Life sucks sometimes, Tom. But you take beautiful pictures. Are you selling prints yet?
Tom, that's a lot of serious shit on top of both the ongoing work you're doing (which might feel like a slog to you, but you keep doing it, and that counts*) AND, Jesus Christ, the whole world going to hell.
And here's what I think about coping mechanisms: they exist for a reason -- to get us through the shit that we cannot fucking cope with. I'm on record as saying that even poor coping mechanisms are sometimes the only thing that saves your damn life, because as bad as the coping mechanisms are (like my brother's alcoholism), the shit you're dealing with (or, I guess, NOT) is so much worse.
Which is not a statement on your life, or my brother's, or mine. It's just...a statement. You take pictures, you get a drink, you withdraw when you have to. You know what? It's what you need to do right now.
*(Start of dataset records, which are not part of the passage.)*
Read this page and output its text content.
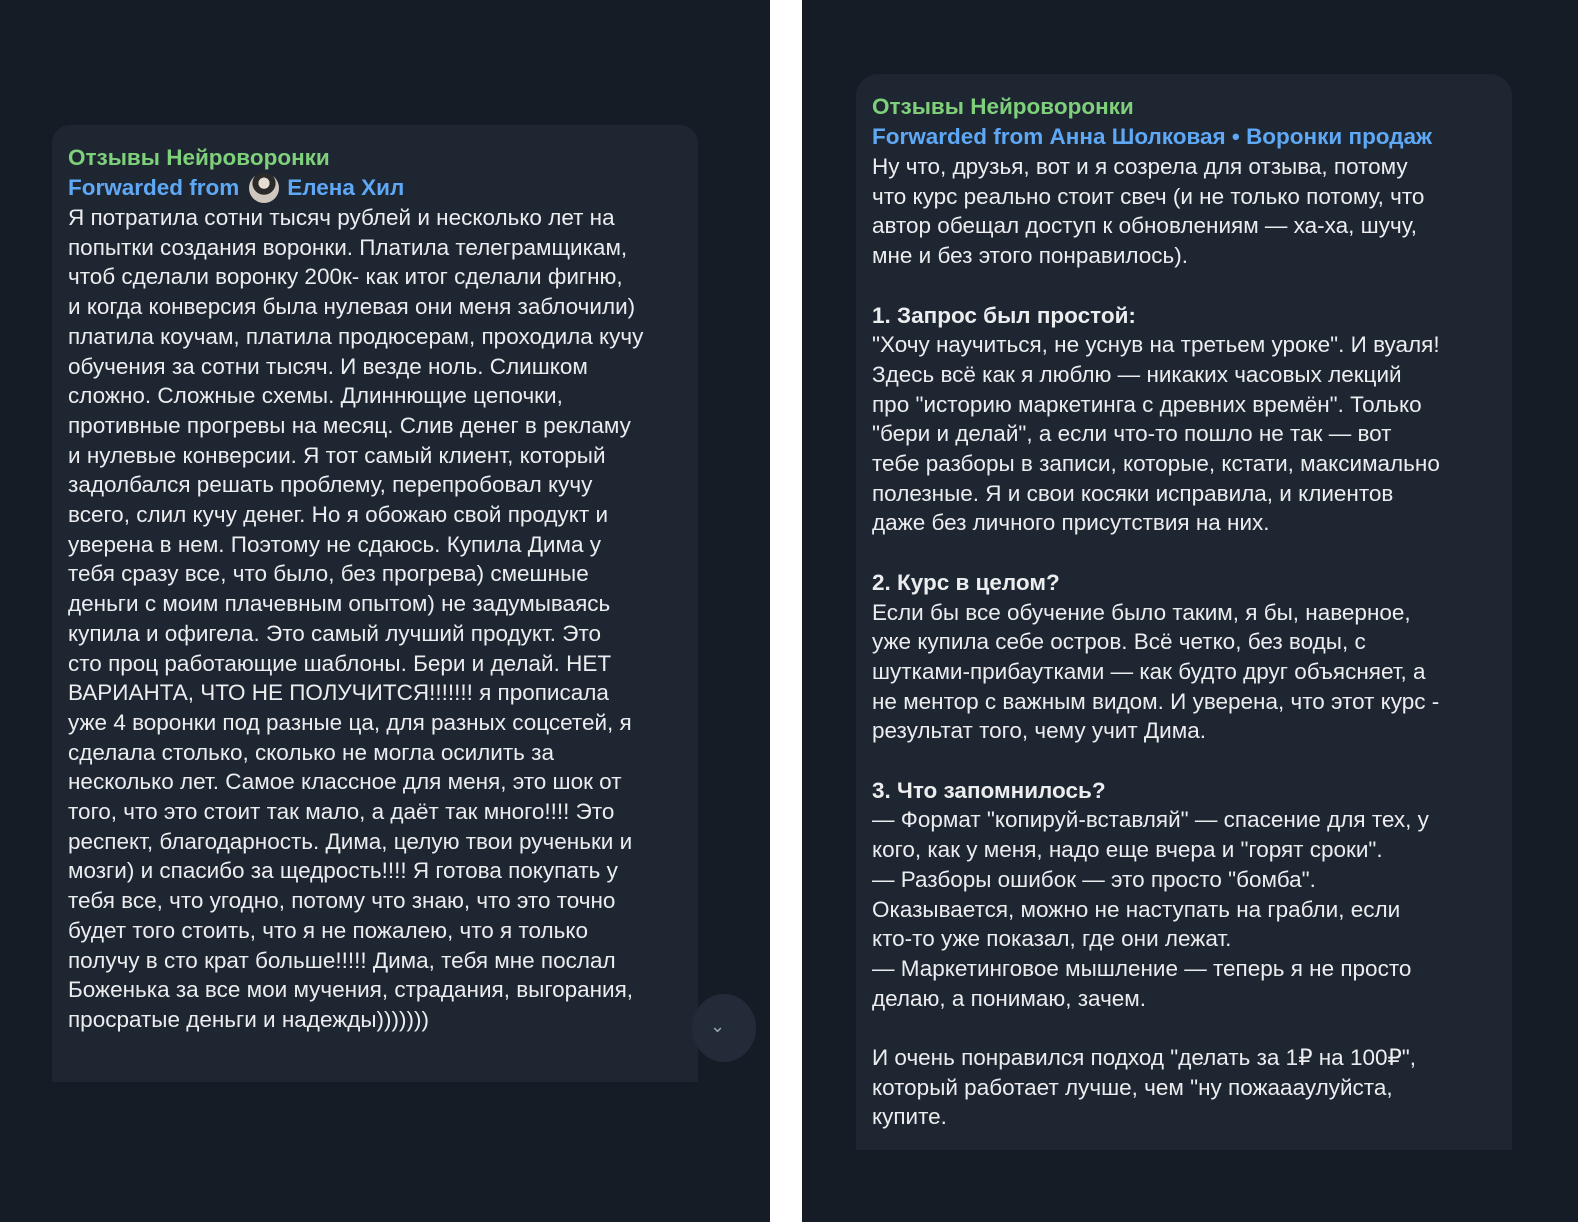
Отзывы Нейроворонки
Forwarded from Елена Хил

Я потратила сотни тысяч рублей и несколько лет на

попытки создания воронки. Платила телеграмщикам,

чтоб сделали воронку 200к- как итог сделали фигню,

и когда конверсия была нулевая они меня заблочили)

платила коучам, платила продюсерам, проходила кучу

обучения за сотни тысяч. И везде ноль. Слишком

сложно. Сложные схемы. Длиннющие цепочки,

противные прогревы на месяц. Слив денег в рекламу

и нулевые конверсии. Я тот самый клиент, который

задолбался решать проблему, перепробовал кучу

всего, слил кучу денег. Но я обожаю свой продукт и

уверена в нем. Поэтому не сдаюсь. Купила Дима у

тебя сразу все, что было, без прогрева) смешные

деньги с моим плачевным опытом) не задумываясь

купила и офигела. Это самый лучший продукт. Это

сто проц работающие шаблоны. Бери и делай. НЕТ

ВАРИАНТА, ЧТО НЕ ПОЛУЧИТСЯ!!!!!!! я прописала

уже 4 воронки под разные ца, для разных соцсетей, я

сделала столько, сколько не могла осилить за

несколько лет. Самое классное для меня, это шок от

того, что это стоит так мало, а даёт так много!!!! Это

респект, благодарность. Дима, целую твои рученьки и

мозги) и спасибо за щедрость!!!! Я готова покупать у

тебя все, что угодно, потому что знаю, что это точно

будет того стоить, что я не пожалею, что я только

получу в сто крат больше!!!!! Дима, тебя мне послал

Боженька за все мои мучения, страдания, выгорания,

просратые деньги и надежды)))))))	⌄
Отзывы Нейроворонки
Forwarded from Анна Шолковая • Воронки продаж

Ну что, друзья, вот и я созрела для отзыва, потому

что курс реально стоит свеч (и не только потому, что

автор обещал доступ к обновлениям — ха-ха, шучу,

мне и без этого понравилось).

1. Запрос был простой:

"Хочу научиться, не уснув на третьем уроке". И вуаля!

Здесь всё как я люблю — никаких часовых лекций

про "историю маркетинга с древних времён". Только

"бери и делай", а если что-то пошло не так — вот

тебе разборы в записи, которые, кстати, максимально

полезные. Я и свои косяки исправила, и клиентов

даже без личного присутствия на них.

2. Курс в целом?

Если бы все обучение было таким, я бы, наверное,

уже купила себе остров. Всё четко, без воды, с

шутками-прибаутками — как будто друг объясняет, а

не ментор с важным видом. И уверена, что этот курс -

результат того, чему учит Дима.

3. Что запомнилось?

— Формат "копируй-вставляй" — спасение для тех, у

кого, как у меня, надо еще вчера и "горят сроки".

— Разборы ошибок — это просто "бомба".

Оказывается, можно не наступать на грабли, если

кто-то уже показал, где они лежат.

— Маркетинговое мышление — теперь я не просто

делаю, а понимаю, зачем.

И очень понравился подход "делать за 1₽ на 100₽",

который работает лучше, чем "ну пожаааулуйста,

купите.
*(I'm not trying to be a cheerleader about you going to therapy, because therapy can suck. It can be hard and boring and ridiculous and feel pointless. But I think that as long as you keep going, even when the progress feels glacial, it's an overall good. And you are SO worth it.)
(And -- ignore this if it's not what you need to hear right now, but sometimes I, personally, just need to hear this: fuck your family, man. Seriously. Damn.) (Bastion of mental health, c'est moi.) (But really. My brother gets random texts in the middle of the night from me and all they say is "Fuck our mother's narcissism." Someone has to say it.)